L’expérience de quelques années de séjour à Ouagadougou montre que le déplacement des populations des villages vers les villes pour des besoins de sécurité, participe à une forme d’utopie urbaine. Des entrevues, il ressort que les personnes déplacées internes projettent retourner chez elles. Les projets de retour des PDI pourraient être analysés comme le résultat d’un choc et d’une désillusion : la découverte de l’image réelle de la ville comme paradis illusoire et la manifestation de la nostalgie de leur village autrefois perçu comme pauvre mais en réalité riche en dignité et en humanisme. Les témoignages recueillis mettent en exergue leur nostalgie de leur village. Elles y sont attachées et les relations qu’elles entretiennent avec leur localité de départ sont sociales et culturelles. Leurs parents y sont enterrés, elles y sont nées, y ont grandi et y sont mariées, y possèdent un héritage qu’elles doivent pérenniser. Leur besoin profond actuel est de pouvoir jouir de cette harmonie dans leur village natal. 

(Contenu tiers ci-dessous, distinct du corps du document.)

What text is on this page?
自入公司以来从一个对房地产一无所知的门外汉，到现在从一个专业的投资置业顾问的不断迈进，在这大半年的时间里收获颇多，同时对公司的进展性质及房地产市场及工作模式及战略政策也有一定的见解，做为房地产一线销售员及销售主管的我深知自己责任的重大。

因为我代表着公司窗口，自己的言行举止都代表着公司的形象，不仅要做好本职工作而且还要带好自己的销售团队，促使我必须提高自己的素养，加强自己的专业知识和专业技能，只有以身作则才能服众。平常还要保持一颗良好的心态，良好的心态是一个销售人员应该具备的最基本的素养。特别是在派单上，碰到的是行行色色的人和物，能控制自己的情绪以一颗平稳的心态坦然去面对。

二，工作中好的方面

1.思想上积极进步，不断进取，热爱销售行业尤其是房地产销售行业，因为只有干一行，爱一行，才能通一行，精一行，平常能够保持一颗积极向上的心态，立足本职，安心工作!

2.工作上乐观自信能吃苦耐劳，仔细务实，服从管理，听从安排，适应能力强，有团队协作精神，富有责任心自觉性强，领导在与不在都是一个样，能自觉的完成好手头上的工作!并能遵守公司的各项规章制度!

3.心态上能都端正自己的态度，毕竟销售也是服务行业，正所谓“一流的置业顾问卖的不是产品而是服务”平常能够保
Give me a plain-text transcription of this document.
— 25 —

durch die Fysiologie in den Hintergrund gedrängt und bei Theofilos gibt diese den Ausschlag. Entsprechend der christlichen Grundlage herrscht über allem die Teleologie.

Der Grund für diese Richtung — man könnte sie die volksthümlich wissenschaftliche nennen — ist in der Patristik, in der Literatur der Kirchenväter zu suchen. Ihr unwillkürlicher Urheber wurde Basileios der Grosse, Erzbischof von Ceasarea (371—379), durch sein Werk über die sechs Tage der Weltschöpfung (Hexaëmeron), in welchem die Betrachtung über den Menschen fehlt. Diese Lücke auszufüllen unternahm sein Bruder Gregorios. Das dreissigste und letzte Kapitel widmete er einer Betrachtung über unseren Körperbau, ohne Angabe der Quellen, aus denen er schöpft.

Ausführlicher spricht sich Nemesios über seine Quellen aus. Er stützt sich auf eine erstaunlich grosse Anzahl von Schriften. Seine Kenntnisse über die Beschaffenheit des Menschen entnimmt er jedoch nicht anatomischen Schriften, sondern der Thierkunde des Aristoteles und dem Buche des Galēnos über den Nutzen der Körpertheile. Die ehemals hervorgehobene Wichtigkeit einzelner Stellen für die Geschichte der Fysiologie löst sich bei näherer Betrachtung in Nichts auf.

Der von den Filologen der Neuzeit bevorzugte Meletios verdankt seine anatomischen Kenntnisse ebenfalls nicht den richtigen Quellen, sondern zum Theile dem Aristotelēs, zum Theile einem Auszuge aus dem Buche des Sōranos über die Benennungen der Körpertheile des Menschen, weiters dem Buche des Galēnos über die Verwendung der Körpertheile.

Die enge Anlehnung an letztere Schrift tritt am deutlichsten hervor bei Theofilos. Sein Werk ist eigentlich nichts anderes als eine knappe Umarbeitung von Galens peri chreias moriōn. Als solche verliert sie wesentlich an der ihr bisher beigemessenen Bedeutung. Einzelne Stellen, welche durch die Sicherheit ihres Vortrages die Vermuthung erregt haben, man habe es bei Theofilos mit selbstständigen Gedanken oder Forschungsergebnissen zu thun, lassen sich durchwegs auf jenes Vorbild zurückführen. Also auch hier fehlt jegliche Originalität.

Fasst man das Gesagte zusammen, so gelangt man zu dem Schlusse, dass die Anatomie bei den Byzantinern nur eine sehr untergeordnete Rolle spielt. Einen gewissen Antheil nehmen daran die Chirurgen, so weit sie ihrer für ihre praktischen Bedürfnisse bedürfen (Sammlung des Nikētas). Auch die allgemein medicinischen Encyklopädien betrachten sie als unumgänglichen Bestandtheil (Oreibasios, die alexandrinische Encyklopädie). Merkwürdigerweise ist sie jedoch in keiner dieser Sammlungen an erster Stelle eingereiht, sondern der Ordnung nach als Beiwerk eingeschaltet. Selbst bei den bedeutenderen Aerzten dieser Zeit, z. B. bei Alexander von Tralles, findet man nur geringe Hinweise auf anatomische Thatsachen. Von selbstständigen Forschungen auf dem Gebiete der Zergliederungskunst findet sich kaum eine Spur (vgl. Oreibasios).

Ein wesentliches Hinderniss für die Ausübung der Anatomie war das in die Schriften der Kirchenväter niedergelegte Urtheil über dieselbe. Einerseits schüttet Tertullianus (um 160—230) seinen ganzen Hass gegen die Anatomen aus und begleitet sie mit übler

Toutefois, le retour dans les localités d’où elles ont été expulsées par les terroristes suppose une sécurité, une quiétude retrouvée sur l’ensemble du territoire national et cela incombe en première instance aux pouvoirs publics. Si la plupart des déplacés enquêtés souhaitent retourner dans leur localité d’origine, ce retour reste conditionné par un certain nombre de facteurs. Cela rejoint les résultats de recherche de I. Dembelé et ses collaborateurs qui soulignent que le conflit armé étant la cause fondamentale du déplacement, certaines PDI ont affirmé qu’ils pourront retourner dans leur localité dès que la paix sera rétablie. Pour d’autres déplacés, leur retour va dépendre du recouvrement de leurs terres et leurs biens qu’ils ont perdu pendant le déplacement précipité et forcé (I. Dembélé etA. Koné, 2021). 

Conclusion

La politique de retour et de réinstallation des PDI présente des enjeux majeurs : un retour sécurisé et une installation durable. Pour une réinstallation durable, l’un des défis est d’anticiper sur les conflits fonciers mais aussi d’apporter des réponses durables en matière d’urbanisation à la problématique globale de l'inclusion des PDI dans leurs communautés de vie respectives. En termes de sécurité, le désarmement des groupes terroristes suivi du retour des forces de sécurité nationales seraient un catalyseur pour le retour des PDI. Ensuite, une réhabilitation des logements endommagés, une exonération temporaire de la TVA sur les matériaux de construction serait appréciable dans les localités concernées pour accompagner progressivement le retour et la réinstallation des PDI. En outre, une fois retournées et/ou réinstallées, des actions novatrices et endogènes pourraient accompagner l’autoproduction des personnes retournées pour réduire l’assistanat prolongé. De même, la mise en œuvre de solutions inclusives durables en termes de gestion du foncier, la dynamisation du partenariat et l’amélioration de l’environnement de protection pourraient soutenir les efforts d’inclusion des PDI dans les localités de retour ou de réinstallation. 

Bibliographie

Cernea M. M. (1999). «Déplacement forcé et réinstallation de populations : recherche, politiques d’intervention et planification», in Économie et développement, Paris : Editions Karthala, p. 207-235. 

Cernea, M. M. (1998). «La sociologie des déplacements forces : un module théorique»Autrepart-Bondy Paris- p. 11-28.

Dembele I. et Kone A. (2021). «Conditions de vie et intention de retours des personnes déplacées internes au mali cas du camp de Faladie dans le district de bamako»Revue Droit et Sociétép.35-48.‎

Sawadogo H. P. (2025). «Personnes déplacées internes (PDI) de la ville de Ouagadougou : perspectives de retour et de réinstallation», Revue AKIRI, Revue Scientifique des Sciences humaines et sociales, Lettres, Langues et Civilisations, vol.3, No4, p. 1317-1333, doi : https://dx.doi.org/10.4314/akiri.v3i4.83

UNHCR, (2019). « Profilage des Personnes Déplacées Internes, Région du Sahel, Province du Soum. Du 20 Décembre 2018 au 14 Janvier 2019 », rapport, 24 p.